In 1952, Bailey and Les Ayre, a prominent 1500m runner, were invited to Los
Angeles for a gala meeting. The promoter came to the hotel with a bundle of
dollars, but Crump asserted that this was irregular. The promoter insisted
Crump keep the money. Bailey and Ayre thought Crump might slip them
something later. But no. To give Crump the excuse, Bailey requested a dollar
loan, for him and Ayre to go shopping. When they returned home, Crump
formally reminded them to return the loan.

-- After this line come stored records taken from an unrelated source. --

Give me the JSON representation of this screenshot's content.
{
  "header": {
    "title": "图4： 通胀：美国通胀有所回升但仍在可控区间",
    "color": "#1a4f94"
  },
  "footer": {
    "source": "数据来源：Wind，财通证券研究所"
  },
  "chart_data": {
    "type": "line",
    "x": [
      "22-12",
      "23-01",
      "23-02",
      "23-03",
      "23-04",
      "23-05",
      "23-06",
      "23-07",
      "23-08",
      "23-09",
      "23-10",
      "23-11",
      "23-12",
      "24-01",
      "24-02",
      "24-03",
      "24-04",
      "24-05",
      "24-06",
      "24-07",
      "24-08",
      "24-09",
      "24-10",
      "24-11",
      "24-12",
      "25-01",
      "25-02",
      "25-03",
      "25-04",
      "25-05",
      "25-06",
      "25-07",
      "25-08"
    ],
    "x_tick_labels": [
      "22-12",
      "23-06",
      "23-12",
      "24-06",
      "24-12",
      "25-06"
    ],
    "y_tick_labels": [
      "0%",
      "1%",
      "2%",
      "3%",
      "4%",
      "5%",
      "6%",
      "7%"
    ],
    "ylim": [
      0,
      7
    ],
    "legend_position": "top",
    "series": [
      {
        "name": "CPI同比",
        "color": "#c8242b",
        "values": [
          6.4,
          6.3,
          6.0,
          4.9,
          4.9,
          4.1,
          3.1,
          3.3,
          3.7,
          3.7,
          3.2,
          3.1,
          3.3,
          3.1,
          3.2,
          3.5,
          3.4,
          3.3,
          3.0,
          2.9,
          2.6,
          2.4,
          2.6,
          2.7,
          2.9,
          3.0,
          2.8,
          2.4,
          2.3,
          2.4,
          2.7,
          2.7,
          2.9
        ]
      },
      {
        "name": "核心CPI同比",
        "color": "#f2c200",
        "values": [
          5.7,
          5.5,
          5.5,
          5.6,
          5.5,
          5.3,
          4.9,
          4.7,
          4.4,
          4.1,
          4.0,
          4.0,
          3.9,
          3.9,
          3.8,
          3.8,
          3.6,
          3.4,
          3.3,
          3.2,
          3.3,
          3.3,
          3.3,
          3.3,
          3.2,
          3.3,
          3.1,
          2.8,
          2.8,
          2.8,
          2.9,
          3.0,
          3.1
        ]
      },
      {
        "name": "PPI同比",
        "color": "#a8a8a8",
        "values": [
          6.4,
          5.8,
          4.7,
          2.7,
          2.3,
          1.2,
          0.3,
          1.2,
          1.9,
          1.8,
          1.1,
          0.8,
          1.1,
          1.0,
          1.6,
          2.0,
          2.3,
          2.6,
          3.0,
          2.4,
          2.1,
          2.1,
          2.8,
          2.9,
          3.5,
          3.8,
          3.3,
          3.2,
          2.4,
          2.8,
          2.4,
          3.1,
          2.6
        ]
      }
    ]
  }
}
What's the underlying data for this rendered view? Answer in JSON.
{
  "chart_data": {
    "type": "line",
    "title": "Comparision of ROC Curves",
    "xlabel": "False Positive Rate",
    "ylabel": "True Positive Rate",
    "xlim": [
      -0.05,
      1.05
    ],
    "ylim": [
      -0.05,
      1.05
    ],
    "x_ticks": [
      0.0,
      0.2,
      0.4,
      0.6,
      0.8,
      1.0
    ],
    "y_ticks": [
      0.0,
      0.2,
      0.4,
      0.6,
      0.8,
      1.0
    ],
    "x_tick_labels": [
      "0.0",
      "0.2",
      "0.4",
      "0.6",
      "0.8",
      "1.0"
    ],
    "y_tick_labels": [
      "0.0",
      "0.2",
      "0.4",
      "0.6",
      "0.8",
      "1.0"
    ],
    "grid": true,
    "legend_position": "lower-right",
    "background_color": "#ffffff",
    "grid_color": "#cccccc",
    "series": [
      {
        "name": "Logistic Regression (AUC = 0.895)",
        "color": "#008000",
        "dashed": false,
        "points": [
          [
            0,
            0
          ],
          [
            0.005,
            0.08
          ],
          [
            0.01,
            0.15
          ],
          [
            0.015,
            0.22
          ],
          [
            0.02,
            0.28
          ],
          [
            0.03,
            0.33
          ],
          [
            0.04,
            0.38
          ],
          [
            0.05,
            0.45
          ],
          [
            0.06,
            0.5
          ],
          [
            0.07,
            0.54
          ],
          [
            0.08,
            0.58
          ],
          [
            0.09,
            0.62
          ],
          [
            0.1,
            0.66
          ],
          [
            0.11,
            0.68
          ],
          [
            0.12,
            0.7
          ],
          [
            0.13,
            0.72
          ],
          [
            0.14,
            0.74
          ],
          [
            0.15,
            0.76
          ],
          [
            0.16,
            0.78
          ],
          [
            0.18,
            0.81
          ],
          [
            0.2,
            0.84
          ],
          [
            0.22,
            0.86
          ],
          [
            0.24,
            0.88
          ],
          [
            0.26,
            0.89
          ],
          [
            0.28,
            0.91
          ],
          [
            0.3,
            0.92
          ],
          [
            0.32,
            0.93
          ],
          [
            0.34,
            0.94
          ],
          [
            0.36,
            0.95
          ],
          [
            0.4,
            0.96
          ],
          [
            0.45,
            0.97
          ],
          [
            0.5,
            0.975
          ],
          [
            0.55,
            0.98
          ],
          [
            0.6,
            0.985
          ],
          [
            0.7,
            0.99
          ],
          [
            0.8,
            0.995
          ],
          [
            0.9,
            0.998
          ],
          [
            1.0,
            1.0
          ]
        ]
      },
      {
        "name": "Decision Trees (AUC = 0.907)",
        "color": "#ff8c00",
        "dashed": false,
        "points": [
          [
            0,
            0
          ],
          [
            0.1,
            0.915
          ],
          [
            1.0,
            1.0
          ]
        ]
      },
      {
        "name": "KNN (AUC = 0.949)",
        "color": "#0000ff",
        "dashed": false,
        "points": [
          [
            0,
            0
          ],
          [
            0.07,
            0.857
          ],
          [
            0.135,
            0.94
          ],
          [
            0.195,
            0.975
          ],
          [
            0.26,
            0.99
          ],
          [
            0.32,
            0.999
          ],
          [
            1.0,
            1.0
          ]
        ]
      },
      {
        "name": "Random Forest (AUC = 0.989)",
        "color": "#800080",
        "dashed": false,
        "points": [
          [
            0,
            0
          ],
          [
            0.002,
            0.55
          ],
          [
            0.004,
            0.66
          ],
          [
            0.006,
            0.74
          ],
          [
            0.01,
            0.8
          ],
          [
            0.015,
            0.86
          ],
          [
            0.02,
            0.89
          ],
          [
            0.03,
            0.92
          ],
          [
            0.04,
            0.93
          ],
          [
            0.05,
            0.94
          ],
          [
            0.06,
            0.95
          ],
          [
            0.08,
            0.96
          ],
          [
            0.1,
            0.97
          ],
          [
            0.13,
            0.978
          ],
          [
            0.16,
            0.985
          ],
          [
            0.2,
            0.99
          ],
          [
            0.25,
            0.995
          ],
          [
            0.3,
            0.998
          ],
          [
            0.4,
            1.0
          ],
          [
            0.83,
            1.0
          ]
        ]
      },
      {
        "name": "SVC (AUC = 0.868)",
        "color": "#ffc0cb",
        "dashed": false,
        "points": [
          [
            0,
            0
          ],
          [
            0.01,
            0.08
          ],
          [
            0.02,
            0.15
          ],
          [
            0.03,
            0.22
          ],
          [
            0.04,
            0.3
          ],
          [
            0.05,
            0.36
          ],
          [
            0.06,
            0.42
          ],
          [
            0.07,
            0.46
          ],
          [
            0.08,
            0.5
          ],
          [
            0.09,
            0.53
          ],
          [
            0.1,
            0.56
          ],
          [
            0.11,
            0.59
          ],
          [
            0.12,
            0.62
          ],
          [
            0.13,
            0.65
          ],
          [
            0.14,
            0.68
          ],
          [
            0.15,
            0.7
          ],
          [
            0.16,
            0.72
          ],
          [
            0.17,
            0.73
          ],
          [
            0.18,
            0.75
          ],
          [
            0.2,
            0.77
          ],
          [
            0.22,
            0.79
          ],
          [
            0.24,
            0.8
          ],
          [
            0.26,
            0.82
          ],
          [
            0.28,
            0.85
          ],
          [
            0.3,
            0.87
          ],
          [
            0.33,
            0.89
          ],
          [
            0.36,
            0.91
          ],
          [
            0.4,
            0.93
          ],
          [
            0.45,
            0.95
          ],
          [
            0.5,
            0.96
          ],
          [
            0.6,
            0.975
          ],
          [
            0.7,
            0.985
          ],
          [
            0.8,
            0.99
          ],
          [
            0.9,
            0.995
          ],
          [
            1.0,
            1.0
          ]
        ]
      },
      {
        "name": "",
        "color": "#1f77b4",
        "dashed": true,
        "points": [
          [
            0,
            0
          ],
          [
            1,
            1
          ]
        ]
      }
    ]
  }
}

A year later Bailey was suspended by the Southern AAA for allowing his name
to be associated with starting blocks marketed by Lilywhite (an innovation -
I ran in the British Games junior 100m with starting blocks sawn from an old
church pew).

Bailey challenged the decision and was defended by Sir Frank Soskice, the
former Labour Attorney General and later Home Secretary, who robustly
informed the full AAA body that McDonald Bailey and

McDonald Bailey Ltd were separate entities. Collapse of case. A Colonial
Office adviser to the humiliated AAA told Bailey he had ruined his chance of
receiving the MBE.

"I told him he could keep it," Bailey said. "I had dared to challenge an
archaic system. It opened the door for others."

Bailey briefly became a rugby league professional with Leigh, at the
suggestion of Eddie Waring, but muscle tears resulted in his playing only
one game, against Wigan, for the switch-on of Leigh's floodlights.

He first equalled the 100m world record with 10.2 in Iceland in 1949 - "a
perfect track, but they had no wind gauge". Two years later, in humid
Belgrade, he repeated the feat. "The reception was marvellous," he recalls,
"better even than the White City - a wonderful feeling, with Owens having
been my boyhood hero."

For the Olympics in London he was below par, having slowly recovered from a
near-ruinous injury the previous year, and suffering laryngitis on the day
of the 100m final. He came sixth and last behind Dillard and Ewell, both
American, and LaBeach, of Panama.

In 1952, drawing a cinders lane drenched by rain spilling from the Helsinki
stadium roof, he was third, in the same time, 10.4, as Remigino (US) and
McKenley (Jamaica) and fourth-placed Smith (US). In the 200m he was fourth.
"That was my best event, but I was the only one doing both sprints," he
said. "I was leading 40 metres out, then my legs went."